O problema faz parte de uma coleção formulada pelo matemático húngaro Paul Erdős (1913-96), que viveu como um viajante da matemática, sem casa ou posses, e deixou mais de 1,2 mil problemas. O caso envolve os chamados conjuntos primitivos, que seguem uma lógica parecida com a dos números primos: escolhem-se números de modo que nenhum deles possa ser dividido exatamente por outro. Lichtman, que já havia resolvido outro problema de Erdős após quatro anos de trabalho, continuava pensando no problema 1196 havia três anos quando recebeu a mensagem.
O autor da solução foi Liam Price, britânico de 23 anos sem formação universitária em matemática. Price afirmou que usou uma IA da OpenAI, criou um prompt engenhoso e, após cerca de 80 minutos de processamento, obteve uma solução. Ele então passou o resultado para outra versão do modelo verificar, que não encontrou erros no raciocínio. Lichtman destacou que o GPT-5.4 Pro encontrou uma nova forma de abordar o problema, por meio de um método que havia passado despercebido pela literatura matemática, e que a solução também resolveu outras questões relacionadas.

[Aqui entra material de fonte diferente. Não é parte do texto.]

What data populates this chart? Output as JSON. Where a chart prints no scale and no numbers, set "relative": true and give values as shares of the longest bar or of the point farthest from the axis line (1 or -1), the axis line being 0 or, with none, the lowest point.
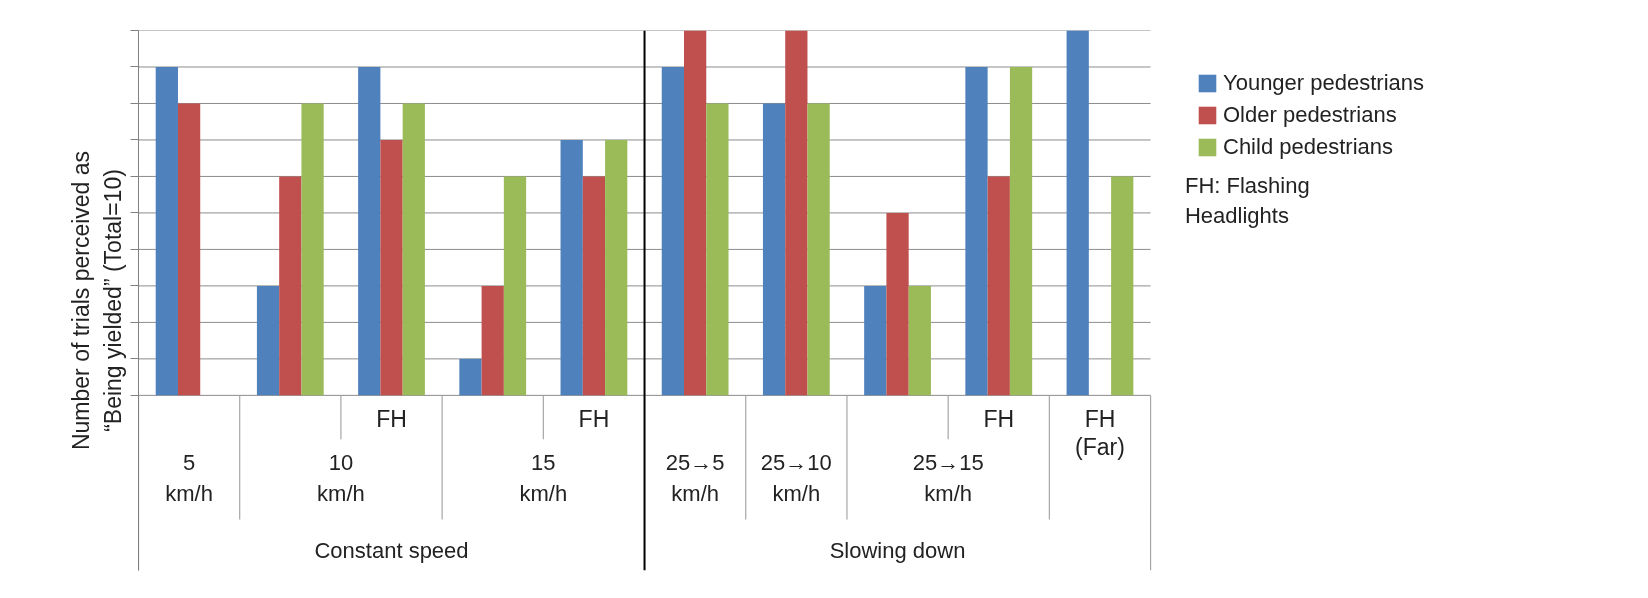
{
  "chart_data": {
    "type": "bar",
    "relative": true,
    "ylabel": "Number of trials perceived as\n“Being yielded” (Total=10)",
    "categories": [
      null,
      null,
      "FH",
      null,
      "FH",
      null,
      null,
      null,
      "FH",
      "FH\n(Far)"
    ],
    "series": [
      {
        "name": "Younger pedestrians",
        "color": "#4f81bd",
        "values": [
          0.9,
          0.3,
          0.9,
          0.1,
          0.7,
          0.9,
          0.8,
          0.3,
          0.9,
          1.0
        ]
      },
      {
        "name": "Older pedestrians",
        "color": "#c0504d",
        "values": [
          0.8,
          0.6,
          0.7,
          0.3,
          0.6,
          1.0,
          1.0,
          0.5,
          0.6,
          0
        ]
      },
      {
        "name": "Child pedestrians",
        "color": "#9bbb59",
        "values": [
          0,
          0.8,
          0.8,
          0.6,
          0.7,
          0.8,
          0.8,
          0.3,
          0.9,
          0.6
        ]
      }
    ],
    "annotations": [
      "5\nkm/h",
      "10\nkm/h",
      "15\nkm/h",
      "25→5\nkm/h",
      "25→10\nkm/h",
      "25→15\nkm/h",
      "Constant speed",
      "Slowing down",
      "FH: Flashing\nHeadlights"
    ],
    "grid": "y",
    "legend": "right"
  }
}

O matemático não se incomodou com o fato de uma IA ter chegado à solução antes dele. Para Lichtman, o importante é ter acesso à resposta, independentemente de como ela foi obtida. Ele também ressaltou que a IA precisou de alguém com conhecimento profundo para reconhecer o valor do resultado bruto. Poucas semanas depois, um modelo da OpenAI refutou outra conjectura de Erdős que permanecia sem solução havia quase 80 anos, e a empresa anunciou outros dez avanços em problemas matemáticos em aberto, com a participação de matemáticos na análise e formalização dos resultados.